One of the problems with modern politics is that those with power are too afraid to be bold and use it. Too afraid to be bold even in their thinking, before you even get to the timidity of their actions or lack there-of.

It certainly wasn’t a fear Keating had. Nor John Howard, Bob Hawke or Peter Costello. The era of great reformers is ever so sadly behind us, replaced by an era of time servers occupying the parliamentary benches. Those who go into politics these days are a sad shadow of the greats of the past.

Which is not to single out Chalmers for contempt. He has many peers in parliament. He’s actually one of the better ones. And it’s hard to blame modern MPs for their collective weakness in isolation.

Courage isn’t rewarded by the commentariat. Increasingly polarised on partisan grounds. Party memberships are unrepresentative of the wider community. Steering their MPs in all the wrong directions. Too many political staffers are untrained in serious policy development even though they wear badges as policy advisers. The public service isn’t what it once was, including not as independent. Journalists are uniquely placed to access and report on political decision makers. Yet no qualifications in either politics or public policy are necessary to do so.

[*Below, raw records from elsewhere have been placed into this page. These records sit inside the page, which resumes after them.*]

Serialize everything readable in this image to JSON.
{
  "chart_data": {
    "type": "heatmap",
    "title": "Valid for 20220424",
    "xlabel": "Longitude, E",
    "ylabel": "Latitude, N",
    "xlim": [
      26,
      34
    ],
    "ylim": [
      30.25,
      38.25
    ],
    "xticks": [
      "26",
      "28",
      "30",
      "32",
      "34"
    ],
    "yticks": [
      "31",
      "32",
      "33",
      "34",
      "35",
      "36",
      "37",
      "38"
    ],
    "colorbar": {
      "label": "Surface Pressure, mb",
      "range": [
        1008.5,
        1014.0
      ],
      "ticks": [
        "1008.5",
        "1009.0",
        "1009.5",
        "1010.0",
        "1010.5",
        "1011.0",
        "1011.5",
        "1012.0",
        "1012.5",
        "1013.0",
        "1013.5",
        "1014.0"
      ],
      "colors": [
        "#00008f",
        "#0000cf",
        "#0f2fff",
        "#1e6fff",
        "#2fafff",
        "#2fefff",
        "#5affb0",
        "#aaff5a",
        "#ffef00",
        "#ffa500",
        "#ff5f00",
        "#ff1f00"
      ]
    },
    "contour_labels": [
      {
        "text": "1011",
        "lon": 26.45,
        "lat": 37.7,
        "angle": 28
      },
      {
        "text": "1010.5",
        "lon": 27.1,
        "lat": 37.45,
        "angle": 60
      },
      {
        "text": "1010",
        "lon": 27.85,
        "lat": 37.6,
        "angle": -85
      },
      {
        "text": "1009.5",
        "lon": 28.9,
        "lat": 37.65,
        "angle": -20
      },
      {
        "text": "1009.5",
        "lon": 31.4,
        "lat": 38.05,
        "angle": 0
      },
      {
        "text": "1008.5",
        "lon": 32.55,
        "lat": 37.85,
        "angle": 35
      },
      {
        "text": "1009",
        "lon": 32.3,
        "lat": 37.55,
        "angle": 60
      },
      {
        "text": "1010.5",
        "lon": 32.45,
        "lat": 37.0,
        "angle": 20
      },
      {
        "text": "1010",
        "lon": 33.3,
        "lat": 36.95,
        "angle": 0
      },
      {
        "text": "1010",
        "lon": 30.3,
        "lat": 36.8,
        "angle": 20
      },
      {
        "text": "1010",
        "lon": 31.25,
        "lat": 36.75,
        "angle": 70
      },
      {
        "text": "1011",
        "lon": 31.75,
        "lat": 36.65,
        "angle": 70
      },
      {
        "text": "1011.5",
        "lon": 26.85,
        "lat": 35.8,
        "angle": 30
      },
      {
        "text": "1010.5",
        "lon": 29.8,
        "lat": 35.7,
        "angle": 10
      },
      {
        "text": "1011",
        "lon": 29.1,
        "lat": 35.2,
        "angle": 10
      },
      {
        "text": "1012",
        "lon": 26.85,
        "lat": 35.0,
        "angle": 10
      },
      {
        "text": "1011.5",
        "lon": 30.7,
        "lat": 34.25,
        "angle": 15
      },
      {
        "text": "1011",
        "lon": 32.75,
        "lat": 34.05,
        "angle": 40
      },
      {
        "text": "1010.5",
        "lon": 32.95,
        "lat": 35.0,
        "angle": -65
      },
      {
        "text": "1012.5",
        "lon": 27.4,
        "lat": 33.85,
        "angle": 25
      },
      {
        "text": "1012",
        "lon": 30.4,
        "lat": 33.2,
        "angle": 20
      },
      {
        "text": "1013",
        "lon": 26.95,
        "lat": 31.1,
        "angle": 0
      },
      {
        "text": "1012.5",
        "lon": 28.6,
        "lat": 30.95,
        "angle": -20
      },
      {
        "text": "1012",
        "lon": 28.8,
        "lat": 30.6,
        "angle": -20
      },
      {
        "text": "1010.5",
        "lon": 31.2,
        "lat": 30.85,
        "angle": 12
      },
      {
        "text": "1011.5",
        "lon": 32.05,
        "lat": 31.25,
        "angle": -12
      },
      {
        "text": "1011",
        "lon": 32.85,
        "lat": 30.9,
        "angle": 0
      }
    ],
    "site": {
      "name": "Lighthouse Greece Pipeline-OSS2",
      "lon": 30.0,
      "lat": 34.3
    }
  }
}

And the fourth estate is in financial decline anyway.

This county is overdue for major economic reforms. The government either doesn’t understand that or simply doesn’t care. Window dressing its plans to appear as something they are not. More significant than they really are.

New governments are supposed to use the political capital they arrive with to really achieve great things. The Albanese government hopes to do that regarding the voice. Good on them. But now can’t be an either or moment. The economy and the tax system needs urgent extensive surgery.

The nation desperately needs our major parties to do what the major parties did in the 1980s and embrace economic reforms. They didn’t agree on everything back then, but they agreed on enough to set up future prosperity. The political leaders of today aren’t rising to the same challenge.

Peter van Onselen is a professor of politics and public policy at the University of Western Australia and Griffith University.